This weekend we broke ground on our community garden. Emphasis on the community. After laying out the garden for 90 minutes on the first day, a neighbor popped down to mention that while she liked the garden, weren't we taking up a lot of grass? Because children need that grass to play, you see. I tried to keep my cool, suddenly fearful that all the planning, effort and negotiation over the previous weeks would crumble before the dirt was even moved.
Soon, more neighbors stopped by. Everyone had an opinion, but together we came to a new, and even better solution. Rather than having 4 beds with 3 square sections, we could have 3 longer beds, with 4 sections. If we made these parallel, they could move over to the side of the yard, where it was sunnier. This would leave ample grass space -- never mind that we have the largest backyard in the neighborhood. Getting rid of grass is, inevitably, a political act.
In truth, most people were overwhelmingly supportive of the garden project, in stark contrast to my NIMBY fears. People wanted a space to garden -- to experiment with growing food, to meet one another, to play with their children. They just didn't know how to do it, and they didn't want to put in the upfront time and effort to make it happen.

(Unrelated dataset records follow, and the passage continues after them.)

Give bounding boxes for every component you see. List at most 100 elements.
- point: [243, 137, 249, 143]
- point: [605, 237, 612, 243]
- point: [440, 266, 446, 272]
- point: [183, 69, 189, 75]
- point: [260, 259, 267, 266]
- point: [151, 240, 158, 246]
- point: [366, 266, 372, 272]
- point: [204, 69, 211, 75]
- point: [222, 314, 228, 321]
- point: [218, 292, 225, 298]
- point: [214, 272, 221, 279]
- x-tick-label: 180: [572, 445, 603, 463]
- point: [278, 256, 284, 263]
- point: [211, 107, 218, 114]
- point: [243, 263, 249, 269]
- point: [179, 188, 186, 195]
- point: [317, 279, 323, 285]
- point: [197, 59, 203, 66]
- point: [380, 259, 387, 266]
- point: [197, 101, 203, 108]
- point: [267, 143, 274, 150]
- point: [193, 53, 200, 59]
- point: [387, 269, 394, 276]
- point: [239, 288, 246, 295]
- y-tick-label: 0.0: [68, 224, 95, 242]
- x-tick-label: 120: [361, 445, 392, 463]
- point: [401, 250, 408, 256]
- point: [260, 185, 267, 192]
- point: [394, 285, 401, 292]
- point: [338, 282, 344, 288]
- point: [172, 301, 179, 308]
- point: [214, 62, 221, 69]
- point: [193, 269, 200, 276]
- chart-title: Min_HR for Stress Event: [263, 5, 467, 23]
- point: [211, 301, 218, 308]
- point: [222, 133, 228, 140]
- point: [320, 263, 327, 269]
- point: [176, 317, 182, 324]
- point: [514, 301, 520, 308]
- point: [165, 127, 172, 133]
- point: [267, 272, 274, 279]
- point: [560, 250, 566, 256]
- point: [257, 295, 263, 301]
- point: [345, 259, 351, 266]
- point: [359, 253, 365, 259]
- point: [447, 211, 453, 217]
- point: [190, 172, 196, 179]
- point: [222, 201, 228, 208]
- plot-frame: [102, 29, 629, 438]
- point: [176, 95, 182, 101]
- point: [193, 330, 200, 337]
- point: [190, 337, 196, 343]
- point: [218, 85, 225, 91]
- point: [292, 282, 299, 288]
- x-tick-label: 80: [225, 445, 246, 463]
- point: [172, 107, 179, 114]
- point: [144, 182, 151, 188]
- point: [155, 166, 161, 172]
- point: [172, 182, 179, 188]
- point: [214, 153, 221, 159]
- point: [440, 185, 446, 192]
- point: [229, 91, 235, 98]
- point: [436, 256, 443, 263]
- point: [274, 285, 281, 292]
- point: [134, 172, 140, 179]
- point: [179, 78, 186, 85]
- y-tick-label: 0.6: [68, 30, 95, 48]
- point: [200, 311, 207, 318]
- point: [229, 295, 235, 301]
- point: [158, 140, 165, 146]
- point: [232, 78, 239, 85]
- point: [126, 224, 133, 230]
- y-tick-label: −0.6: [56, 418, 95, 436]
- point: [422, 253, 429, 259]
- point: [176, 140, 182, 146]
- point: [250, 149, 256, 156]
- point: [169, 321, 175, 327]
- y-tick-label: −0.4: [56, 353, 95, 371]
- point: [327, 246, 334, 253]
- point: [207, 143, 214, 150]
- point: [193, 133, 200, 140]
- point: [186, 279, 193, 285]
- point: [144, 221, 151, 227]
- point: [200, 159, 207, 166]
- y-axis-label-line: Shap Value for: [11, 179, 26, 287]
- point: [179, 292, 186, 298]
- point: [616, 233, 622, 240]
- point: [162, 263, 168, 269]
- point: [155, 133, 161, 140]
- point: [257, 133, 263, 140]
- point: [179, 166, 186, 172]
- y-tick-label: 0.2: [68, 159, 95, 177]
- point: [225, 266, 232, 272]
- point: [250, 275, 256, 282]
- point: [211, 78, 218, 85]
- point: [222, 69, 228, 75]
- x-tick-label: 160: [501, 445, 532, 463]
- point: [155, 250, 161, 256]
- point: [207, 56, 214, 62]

Over the last two days, we got the beginnings of these desires fulfilled. I shook hands with neighbors I hadn't met in two and a half years. I learned all about the nine year old kid who lives in the other building, including about his superb work ethic. I remembered that when work needs to happen, your best friends show up. And I discovered one neighbor's love of gin and tonics, which he raised as an important topic of conversation every 20 minutes. This all before a single sprout was planted outdoors and before the beds were finished.
We were building raised beds in the first place because the soil has lead in it. An enduring imprint from the past, where lead was put in gasoline, pesticides and paint. If people hadn't decided to sprinkle this heavy metal around the world, then our backyard would just require some simple digging. Instead, we needed to build two feet deep beds and order a literal truckload of soil. Oh the joys of unanticipated consequences and the legacy we humans leave for future generations.
The project was more ambitious than I initially anticipated. Buying the lumber alone took a full afternoon. But the salesperson's sheer delight when he learned what we were up to made the long day with a forgotten lunch worth it. He explained he didn't have a place to garden right now, because he'd moved to the city. But insisted on high-fiving us as we wheeled our endless frames out the door. And getting the material was just the start. It took two long days of work outdoors and many helping hands to move 15 cubic yards (!) of soil into place. And even now, our three 16 foot beds will not grow enough food for even one family.
Gardening in an apartment building in the city is hard. You don't have endless tracks of land to experiment with new heirlooms. You can't have chickens, at least not where we are. But what you can do is organize people who wouldn't be gardening if you weren't there. Kids -- there are 8 in my building -- get particularly excited. They spent the whole day outside both days, climbing on dirt piles, singing songs while raking and rolling around on the ground. It turns out kids do just fine with a little less grass.
Community gardening is a revolutionary act. You don't just grow vegetables, you change other people's daily experience -- beginning on day one of the project. While we were moving the soil, I asked one of the kids if he liked tomatoes. He said he'd never tried one. At five years old, he was only familiar with ketchup. Very familiar. Another mom said her daughters wouldn't touch kale. We'll see if that stays true by the end of the summer. As Ron Finley says in this must-watch TED video, "when kids grow kale, kids eat kale." Gardening is gangsta.
Before we knew what the weekend would hold -- perfect 14°C weather, scores of helping hands and hilarious children who invented a "raking committee" -- I sat down with my husband to have a good breakfast. Not a farmers breakfast; we're still in the city after all. But a proper gardener's breakfast: six-minute soft boiled eggs on toast with ample pea-shoots and a smattering of prosciutto. And then we took to the garden.